In England, the overall running of most schools both in the state and private sectors, usually including academies and free schools, is overseen by governing bodies. In state maintained schools these are often appointed by or through churches, local authorities, religious orders, staff and parents. In many but not all, private schools governors, are appointed by the trustees of the school often upon the recommendations of existing governors.
Additionally many governing bodies employ a clerk upon a part time basis to minute meetings and give legal advice. Some groups of schools share a full time clerk, who may then have his or her own office and staff to facilitate the clerk's work
Governors meet as a full group, at least once a term but committees of governors then also meet termly and there are usually two or three such committees.
Overall the experience of being a governor over the past 30 years or so and more recently, clerk to one governing body is very positive. There can be difficulties of course with staffing issues, grievance and disciplinary procedures being perhaps the most common. Governors in such times however can usually turn to the school's solicitors for advice and assistance when necessary.
In earlier years one issue was that of redundancies when money became tight or pupil numbers fell. More recently the issue has been that of increasing the school's size and involving contractors with new building.
Inspections, for example through OFSTED affect governing bodies which seek to assist their schools' heads and staff manage these successfully.
Overall though being a school governor though often necessitating the proverbial rolling up of sleeves, is extremely rewarding irrespective of ones age or employment experience. Of course governing bodies may benefit from having on their boards former head teachers but many in practice benefit from having parents of former pupils at the school, or current parents, surveyors, accountants nurses, lawyers or those who practice in other trades or professions or did so before retirement, among their membership.
Perhaps the most unusual governing body meeting which can be mentioned on a public blog that I can recall, took place over 30 years ago.
I was not a governor there but was asked to attend as a young lawyer to watch, listen and report back to the school's proprietor. The meeting commenced at about 6pm with a prayer then followed by tea and biscuits with the agenda being gone through fairly efficiently. However by about 7:30pm it became apparent that there was an issue in the school's carpentry classes. The carpentry class team leader was called in to assist with the governors' deliberations.
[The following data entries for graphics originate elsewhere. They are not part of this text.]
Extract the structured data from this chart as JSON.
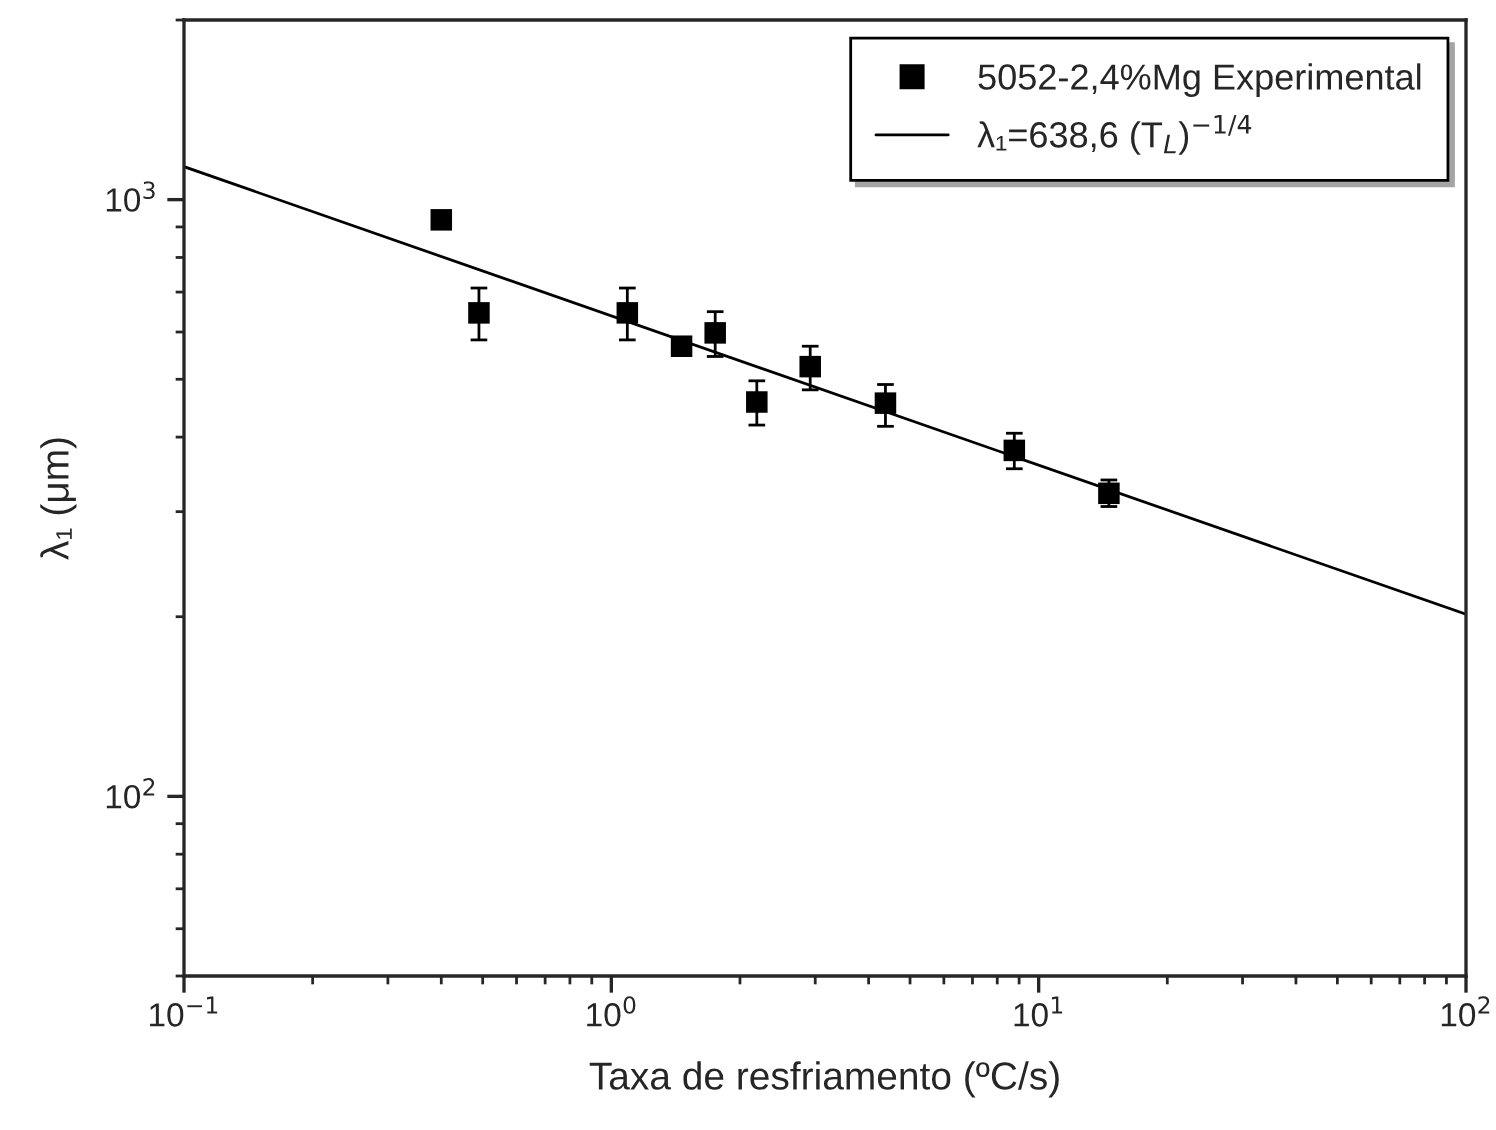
{
  "chart_data": {
    "type": "scatter",
    "xlabel": "Taxa de resfriamento (ºC/s)",
    "ylabel": "λ₁ (μm)",
    "log": "xy",
    "xlim": [
      0.1,
      100
    ],
    "ylim": [
      50,
      2000
    ],
    "xticks": [
      {
        "value": 0.1,
        "label": "10$^{−1}$"
      },
      {
        "value": 1,
        "label": "10$^{0}$"
      },
      {
        "value": 10,
        "label": "10$^{1}$"
      },
      {
        "value": 100,
        "label": "10$^{2}$"
      }
    ],
    "yticks": [
      {
        "value": 100,
        "label": "10$^{2}$"
      },
      {
        "value": 1000,
        "label": "10$^{3}$"
      }
    ],
    "grid": false,
    "legend": "top right",
    "marker": "square",
    "series": [
      {
        "name": "5052-2,4%Mg Experimental",
        "color": "#000000",
        "x": [
          0.4,
          0.49,
          1.09,
          1.46,
          1.75,
          2.19,
          2.92,
          4.38,
          8.77,
          14.6
        ],
        "values": [
          925,
          646,
          646,
          568,
          598,
          458,
          525,
          456,
          380,
          322
        ],
        "errors": [
          null,
          [
            582,
            711
          ],
          [
            582,
            711
          ],
          null,
          [
            546,
            649
          ],
          [
            419,
            497
          ],
          [
            480,
            568
          ],
          [
            417,
            490
          ],
          [
            354,
            406
          ],
          [
            306,
            339
          ]
        ]
      },
      {
        "name": "λ₁=638,6 (T$_{L}$)$^{−1/4}$",
        "type": "line",
        "color": "#000000",
        "x": [
          0.1,
          100
        ],
        "values": [
          1135.6,
          201.9
        ],
        "marker": "none",
        "line_style": "solid"
      }
    ]
  }
}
After a while it became apparent that the carpenters had a "side line" of arranging for furniture to be made at the school with pupils' assistance and then selling off that furniture to private buyers with the sale proceeds going to the adult carpenters at the school.
The meeting then proved to be anything but routine and as I remember many years after the event, instead of coming to an end at about 8pm the governing body did not leave the school until well after midnight.
For governors as well as staff, DSB checking is required - simple, quick for most and free of cost to the volunteer governor or staff member. As is clear from news reports, the issue of usually historic, child abuse can very occasionally arise although these days as sadly, if not more so, perhaps peer on peer abuse is as common. I should add that neither issue has ever arisen at the two schools at which I still have involvement.
As indicated earlier though, being school governor whether at primary or secondary school level and whether at state or private schools or the various type of educational institution in between, can be extremely fulfilling. Most governing bodies will arrange to have meals together to unwind from time to time. Training also tends to be freely available not only for new governors but also to assist all, in keeping abreast of new developments.
Hopefully anyone reading this blog of whatever age, might investigate further and perhaps consider applying, as there is currently a shortage of school governors in England.